The event, organised by the National Beef Association, obviously focused on the future of the British beef industry, but there were two distinct schools of thought on how to reach viability.
Was it to be government support or simply producing beef more efficiently?
At the pre-event dinner the speaker, retired Kendall lawyer Michael Winkley, made a call for the Government to back the British beef industry.
The 400-strong audience responded with little more than polite applause.
It was obvious that the industry leaders saw salvation more in their own efforts to improve efficiency and find new markets than in appeal to politicians.
This was in considerable contrast to the approach of the NBA themselves.
At a press conference chairman Duff Burrell and chief executive, the soon-to-retire Robert Forster, stressed there was a two-pronged approach to their policies.
One was increasing efficiency, but in what Robert Forster called an “uncompromising statement,” the other was a call for the Government to relax the battle against inflation as far as beef prices were concerned.
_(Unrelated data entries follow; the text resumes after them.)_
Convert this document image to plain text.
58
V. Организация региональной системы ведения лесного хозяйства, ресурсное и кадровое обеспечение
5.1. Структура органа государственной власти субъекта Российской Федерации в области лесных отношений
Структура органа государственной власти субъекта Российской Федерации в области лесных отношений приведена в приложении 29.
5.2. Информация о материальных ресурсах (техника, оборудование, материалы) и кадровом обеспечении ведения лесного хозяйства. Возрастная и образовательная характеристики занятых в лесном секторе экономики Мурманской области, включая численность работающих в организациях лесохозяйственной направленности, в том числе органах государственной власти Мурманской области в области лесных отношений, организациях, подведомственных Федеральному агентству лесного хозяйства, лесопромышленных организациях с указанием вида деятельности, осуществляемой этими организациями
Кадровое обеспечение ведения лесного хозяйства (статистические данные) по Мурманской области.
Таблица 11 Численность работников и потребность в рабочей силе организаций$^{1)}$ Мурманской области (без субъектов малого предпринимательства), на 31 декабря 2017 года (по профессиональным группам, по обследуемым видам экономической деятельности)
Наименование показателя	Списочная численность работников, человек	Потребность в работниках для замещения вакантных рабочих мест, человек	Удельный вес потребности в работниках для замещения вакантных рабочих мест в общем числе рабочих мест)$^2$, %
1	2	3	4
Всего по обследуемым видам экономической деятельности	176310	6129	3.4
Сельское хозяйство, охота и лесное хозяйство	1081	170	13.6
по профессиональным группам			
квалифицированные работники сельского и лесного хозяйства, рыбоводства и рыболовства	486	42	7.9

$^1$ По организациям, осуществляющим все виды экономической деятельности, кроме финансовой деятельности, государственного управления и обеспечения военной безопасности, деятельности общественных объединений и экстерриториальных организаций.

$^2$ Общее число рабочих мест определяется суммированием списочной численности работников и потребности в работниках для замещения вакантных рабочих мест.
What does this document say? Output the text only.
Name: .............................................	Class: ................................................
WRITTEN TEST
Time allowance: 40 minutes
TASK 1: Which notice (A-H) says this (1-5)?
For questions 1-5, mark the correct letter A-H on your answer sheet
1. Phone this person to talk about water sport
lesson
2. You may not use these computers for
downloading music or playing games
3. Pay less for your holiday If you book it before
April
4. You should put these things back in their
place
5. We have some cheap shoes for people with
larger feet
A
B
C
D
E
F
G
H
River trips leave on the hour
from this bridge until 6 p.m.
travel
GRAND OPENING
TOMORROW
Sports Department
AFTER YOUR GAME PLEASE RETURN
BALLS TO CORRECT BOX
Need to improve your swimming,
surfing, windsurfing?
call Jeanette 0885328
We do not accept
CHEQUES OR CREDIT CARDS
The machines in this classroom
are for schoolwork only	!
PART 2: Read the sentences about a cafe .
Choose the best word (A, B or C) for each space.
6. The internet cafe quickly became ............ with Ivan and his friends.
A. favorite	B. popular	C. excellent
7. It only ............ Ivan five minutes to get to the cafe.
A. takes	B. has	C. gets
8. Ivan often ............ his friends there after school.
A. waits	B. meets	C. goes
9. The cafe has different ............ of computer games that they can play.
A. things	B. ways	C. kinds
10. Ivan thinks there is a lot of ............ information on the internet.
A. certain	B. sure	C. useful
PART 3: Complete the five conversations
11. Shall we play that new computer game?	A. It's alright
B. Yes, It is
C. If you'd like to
Duff Burrell said, “HM Treasury’s relentless pursuit of low inflation is blocking food price rises and preventing the agricultural industry from raising sales income to replace the former coupled subsidy payments.”
The NBA top team believe that the Government keeps up weekly pressure on supermarkets to keep food prices down as a strategy to suppress inflation and that they should relax their approach with beef.
Others argued that competition between the big supermarkets had a bigger part to play in keeping the lid on prices and that the Government role was limited.
However, Mr Forster argued heatedly that he was not arguing for high inflation but for a one-off “jump in beef prices.”
Pushed as to what magnitude of rise would be needed, Duff Burrell, himself a commercial Aberdeen Angus producer, said, “We would be looking for high-specification cattle hitting all the buttons on quality to be making 270 pence per kilo deadweight.”
This would imply an increase of at least 50p per kilo from present market levels.
NBA member and Cumbrian farmer John Geldard took a slightly more pragmatic view.
He was delighted to have two sons now in his business.
“They know they are in a transitional phase and that direct support will be a thing of the past by 2012,” he said.
“They also know that the price gap won’t be closed by retail inflation and that they have to be more cost efficient.
“However, we do have to see steps to improve price as well or these young men are going to have their confidence in the beef industry badly shaken.”
That approach was probably the one which had encouraged beef producers from across the country to converge on Skipton.
The breed societies were busy, as were the technical stands, with everyone looking for something that would give them an edge on beef production.
Former beef farmer of the year, Simon Frost, Youlegrave, Derbyshire, outlined the system which had put him in the top echelons for profitability.
He argued for greater use of the Holstein Friesian cross as a replacement beef heifer.
This is an option rarely considered nowadays because of the extreme dairy characteristics of the breed.
“I don’t agree with that,” he said. “Suckled calves will only grow well with plenty of milk and that has to come from somewhere in the genetic make up.
“These dairy cows have good bone and long loins.
“Crossed with a Limousin they produce a replacement heifer that is not too big.
“Crossed, then, with a fast-growing terminal sire such as a Charolais, they have the ability to produce a fast-growing calf.”